Dites-moi justement ce que je n'avais pas suffisamment couvert sur le territoire géographiquement ou dans les différentes disciplines, notamment sur la photo. On lance un institut pour la photo, ce qu'on avait besoin au-delà du centre régional d'aller plus loin. C'est ça la culture. Ce n'est pas seulement une équation économique et budgétaire. En revanche, il faut dire les choses telles qu'elles sont. Quels que soient les ministres de la culture, le siège du ministère de la culture est plus rue de Valois maintenant. Il est à Bercy. Et c'est vrai aussi pour d'autres ministères, pour le logement, pour la santé. C'est Bercy qui décide de tout.
Si les politiques venaient aussi aux responsabilités avec des idées très claires, voilà les endroits où il faut faire des économies. Mais il y a des sujets, ce n'est pas 36 000 priorités. Oui, la santé en est une. L'école et la culture en font aussi partie. Et je ne vous en citerai pas 10 ou 15. C'est ça le véritable enjeu. Pourquoi ? Parce que ça crée aussi des liens entre les uns et les autres. Et dans un pays fracturé, je reste convaincu que notre rôle c'est de réduire ces fractures. Et avec la culture, je pense qu'on est vraiment dans cet objectif. Mais encore une fois, ça ne se résume pas à des questions budgétaires. Je sais compter. Je suis l'une des régions les plus pauvres de France.
Mais on a décidé de faire cet effort pour la culture et de ne pas en faire une variable d'ajustement. C'est une question de choix.
Lors de Magalès, je vous voyais dire oui, oui, oui, effectivement, la culture ne doit quelque part échapper aussi aux logiques comptables pour le bien qu'elle fait à l'humanité, à la France.

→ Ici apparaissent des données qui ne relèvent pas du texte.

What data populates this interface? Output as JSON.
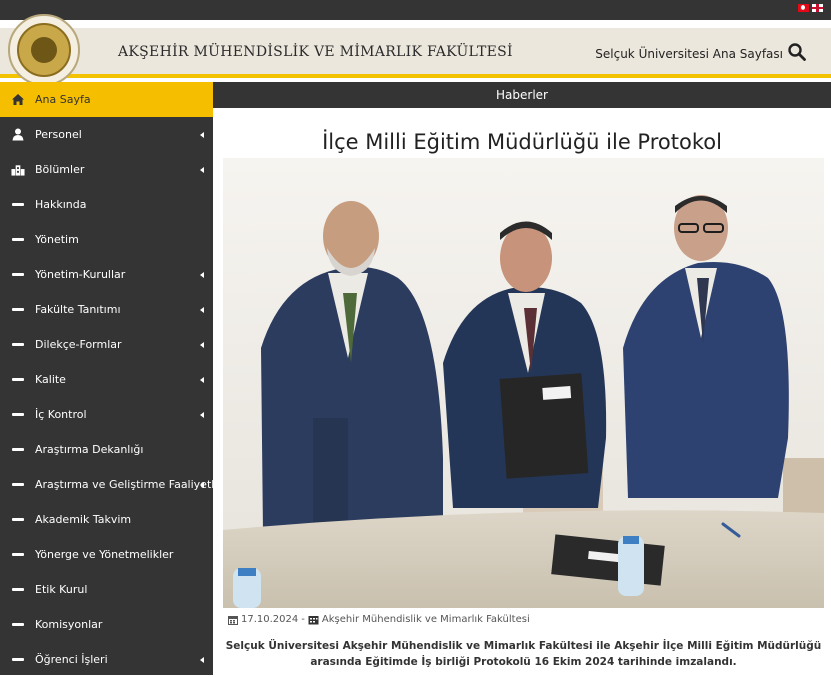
{
  "header": {
    "faculty_title": "AKŞEHİR MÜHENDİSLİK VE MİMARLIK FAKÜLTESİ",
    "home_link": "Selçuk Üniversitesi Ana Sayfası",
    "logo_text": "SELÇUK ÜNİVERSİTESİ KONYA 1975"
  },
  "sidebar": {
    "items": [
      {
        "label": "Ana Sayfa",
        "icon": "home-icon",
        "active": true,
        "submenu": false
      },
      {
        "label": "Personel",
        "icon": "user-icon",
        "active": false,
        "submenu": true
      },
      {
        "label": "Bölümler",
        "icon": "building-icon",
        "active": false,
        "submenu": true
      },
      {
        "label": "Hakkında",
        "icon": "dash-icon",
        "active": false,
        "submenu": false
      },
      {
        "label": "Yönetim",
        "icon": "dash-icon",
        "active": false,
        "submenu": false
      },
      {
        "label": "Yönetim-Kurullar",
        "icon": "dash-icon",
        "active": false,
        "submenu": true
      },
      {
        "label": "Fakülte Tanıtımı",
        "icon": "dash-icon",
        "active": false,
        "submenu": true
      },
      {
        "label": "Dilekçe-Formlar",
        "icon": "dash-icon",
        "active": false,
        "submenu": true
      },
      {
        "label": "Kalite",
        "icon": "dash-icon",
        "active": false,
        "submenu": true
      },
      {
        "label": "İç Kontrol",
        "icon": "dash-icon",
        "active": false,
        "submenu": true
      },
      {
        "label": "Araştırma Dekanlığı",
        "icon": "dash-icon",
        "active": false,
        "submenu": false
      },
      {
        "label": "Araştırma ve Geliştirme Faaliyetleri",
        "icon": "dash-icon",
        "active": false,
        "submenu": true
      },
      {
        "label": "Akademik Takvim",
        "icon": "dash-icon",
        "active": false,
        "submenu": false
      },
      {
        "label": "Yönerge ve Yönetmelikler",
        "icon": "dash-icon",
        "active": false,
        "submenu": false
      },
      {
        "label": "Etik Kurul",
        "icon": "dash-icon",
        "active": false,
        "submenu": false
      },
      {
        "label": "Komisyonlar",
        "icon": "dash-icon",
        "active": false,
        "submenu": false
      },
      {
        "label": "Öğrenci İşleri",
        "icon": "dash-icon",
        "active": false,
        "submenu": true
      }
    ]
  },
  "main": {
    "section_title": "Haberler",
    "news_title": "İlçe Milli Eğitim Müdürlüğü ile Protokol",
    "date": "17.10.2024",
    "separator": "-",
    "unit": "Akşehir Mühendislik ve Mimarlık Fakültesi",
    "summary": "Selçuk Üniversitesi Akşehir Mühendislik ve Mimarlık Fakültesi ile Akşehir İlçe Milli Eğitim Müdürlüğü arasında Eğitimde İş birliği Protokolü 16 Ekim 2024 tarihinde imzalandı."
  },
  "colors": {
    "dark": "#343434",
    "accent": "#f5bf00",
    "header_bg": "#ece7dd"
  }
}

Mais oui, je rejoins M. Xavier Bertrand, c'est les fondements même d'une société, d'une valeur républicaine. Moi, je suis issu de... Enfin, j'ai toujours vécu à Paris, je me suis nourri et si je suis là aujourd'hui, c'est parce que je me suis nourri de la culture. Alors, bien évidemment, la France va mal et on doit tous faire un effort. Mais on l'a fait déjà l'effort. On a déjà eu une baisse. Il faut savoir qu'on parle des 28 lieux, mais ce n'est pas 28 lieux, c'est toute la France, c'est tous les lieux. On a tous eu une baisse et on a tous accepté cette baisse en disant effectivement, on va participer à l'effort collectif. Ça, ce n'est pas le problème.

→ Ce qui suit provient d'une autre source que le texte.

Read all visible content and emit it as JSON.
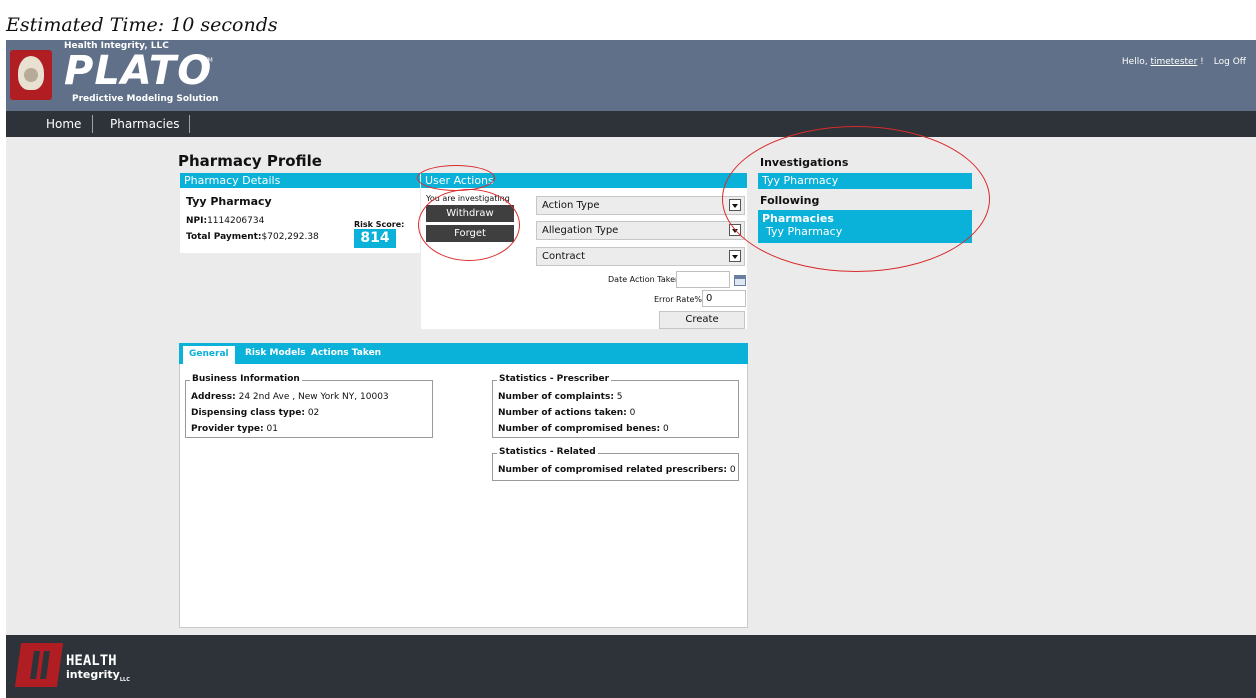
{
  "caption": "Estimated Time: 10 seconds",
  "header": {
    "org": "Health Integrity, LLC",
    "product": "PLATO",
    "tm": "TM",
    "tagline": "Predictive Modeling Solution",
    "greeting_prefix": "Hello, ",
    "username": "timetester",
    "greeting_suffix": " !",
    "logoff": "Log Off"
  },
  "nav": {
    "items": [
      "Home",
      "Pharmacies"
    ]
  },
  "page_title": "Pharmacy Profile",
  "pharmacy_details": {
    "header": "Pharmacy Details",
    "name": "Tyy Pharmacy",
    "npi_label": "NPI:",
    "npi": "1114206734",
    "total_payment_label": "Total Payment:",
    "total_payment": "$702,292.38",
    "risk_score_label": "Risk Score:",
    "risk_score": "814"
  },
  "user_actions": {
    "header": "User Actions",
    "investigating_text": "You are investigating",
    "withdraw": "Withdraw",
    "forget": "Forget",
    "action_type": "Action Type",
    "allegation_type": "Allegation Type",
    "contract": "Contract",
    "date_label": "Date Action Taken:",
    "error_rate_label": "Error Rate%:",
    "error_rate": "0",
    "create": "Create"
  },
  "sidebar": {
    "investigations": "Investigations",
    "investigations_item": "Tyy Pharmacy",
    "following": "Following",
    "pharmacies": "Pharmacies",
    "pharmacies_item": "Tyy Pharmacy"
  },
  "tabs": [
    "General",
    "Risk Models",
    "Actions Taken"
  ],
  "business_info": {
    "legend": "Business Information",
    "address_label": "Address:",
    "address": "24 2nd Ave , New York NY, 10003",
    "dispensing_label": "Dispensing class type:",
    "dispensing": "02",
    "provider_label": "Provider type:",
    "provider": "01"
  },
  "stats_prescriber": {
    "legend": "Statistics - Prescriber",
    "complaints_label": "Number of complaints:",
    "complaints": "5",
    "actions_label": "Number of actions taken:",
    "actions": "0",
    "benes_label": "Number of compromised benes:",
    "benes": "0"
  },
  "stats_related": {
    "legend": "Statistics - Related",
    "related_label": "Number of compromised related prescribers:",
    "related": "0"
  },
  "footer": {
    "brand_line1": "HEALTH",
    "brand_line2": "integrity",
    "brand_sub": "LLC"
  },
  "colors": {
    "accent": "#0ab1d9",
    "header": "#5f7088",
    "nav": "#2d3339",
    "annotation": "#d92b2b"
  }
}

Aujourd'hui, c'est vraiment alarmant parce que c'est tous les fondements qui s'écroulent. C'est un projet de société parce que d'ailleurs, on a des écoles. Qu'est-ce qu'on fait de tous ces gamins ? Moi, je reviens d'Avignon aujourd'hui. J'ai passé 15 jours à Avignon. Dans le oeuf, on a tous des jeunes qui sortent des écoles. On a pléthore de conservatoires en France, pléthore d'écoles. On en fait quoi de ces jeunes ? On les envoie au chômage ? Ça ne sert à rien. Donc, il faut penser à un projet, ça se pense. Bien sûr, mais je vous donne les questions des auditeurs.

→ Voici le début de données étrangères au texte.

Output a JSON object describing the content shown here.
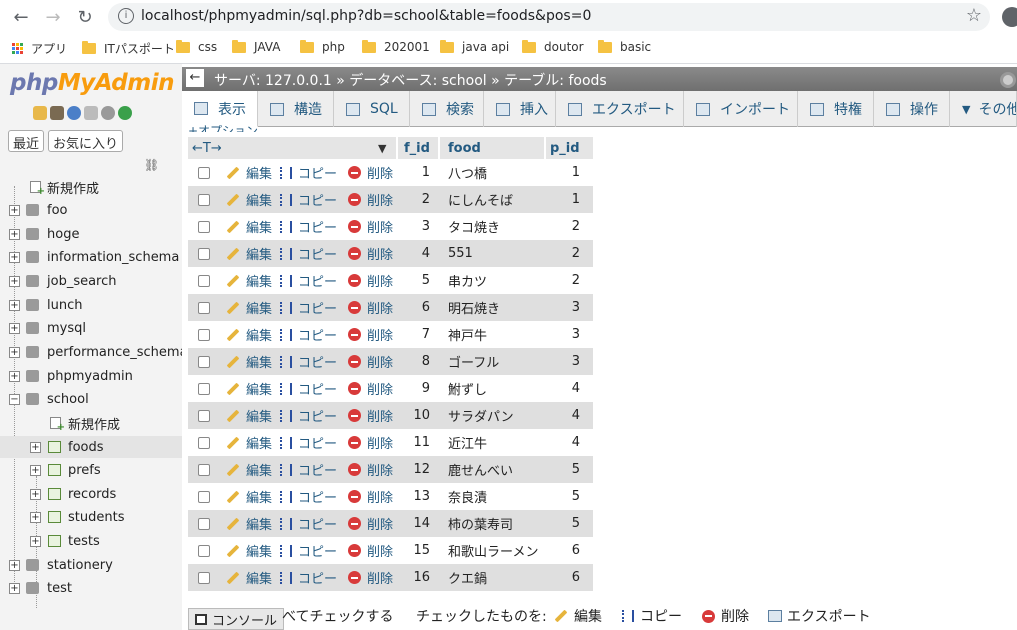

Il faut écouter aussi les auditeurs ce qu'ils disent. Laurent nous dit par exemple « Bonjour, c'est Laurent Assin-Lau dans la Manche. » Alors oui, effectivement, il faut aider la culture et moi, j'aime la culture. Mais en attendant, pendant la canicule, combien d'hôpitaux n'avaient même pas de ventilateurs ? Combien de personnels soignants souffraient ? Combien de plans blancs ont été mis en place cette année ? Est-ce que c'est un argument, l'argument de Laurent qui s'exprime de lui-même, qui vous écoute parler et qui dit « Mais attention, il y a des enjeux vitaux. » Par exemple, les hôpitaux, la clim, les ventilateurs. Qu'est-ce que vous lui répondez
« Mais on est d'accord, on est entièrement d'accord. Mais la France va mal. Moi, je suis... Vraiment, c'est la première fois où je me dis « Mais j'aime plus la France. » Je me sens pas née en France. Alors pourquoi est-ce
que la culture serait épargnée puisque là, on cherche 6 milliards d'économies
partout ? Mais parce qu'on n'a pas été épargnée. Ça fait des années. On ne parle plus d'augmentation. On n'a plus d'augmentation depuis des années. Effectivement, on a été aidé pendant le Covid. On n'a pas été essentiel. Puis on a été essentiel. On a été aidé. Mais ce n'est pas vrai. On a de moins en moins de personnel. Les artistes...
Vous êtes déjà mis à contribution. C'est ça que j'entends. On est en ligne avec Jean-Claude Casadesus. Bonsoir. Bonjour, Jean-Claude. Merci d'avoir appelé au standard 01-45-24-7000. Je crois que vous êtes chef d'orchestre que vous officiez à Lille. Et c'est la région de Xavier Bertrand qui nous entend. Bonjour, Jean-Claude.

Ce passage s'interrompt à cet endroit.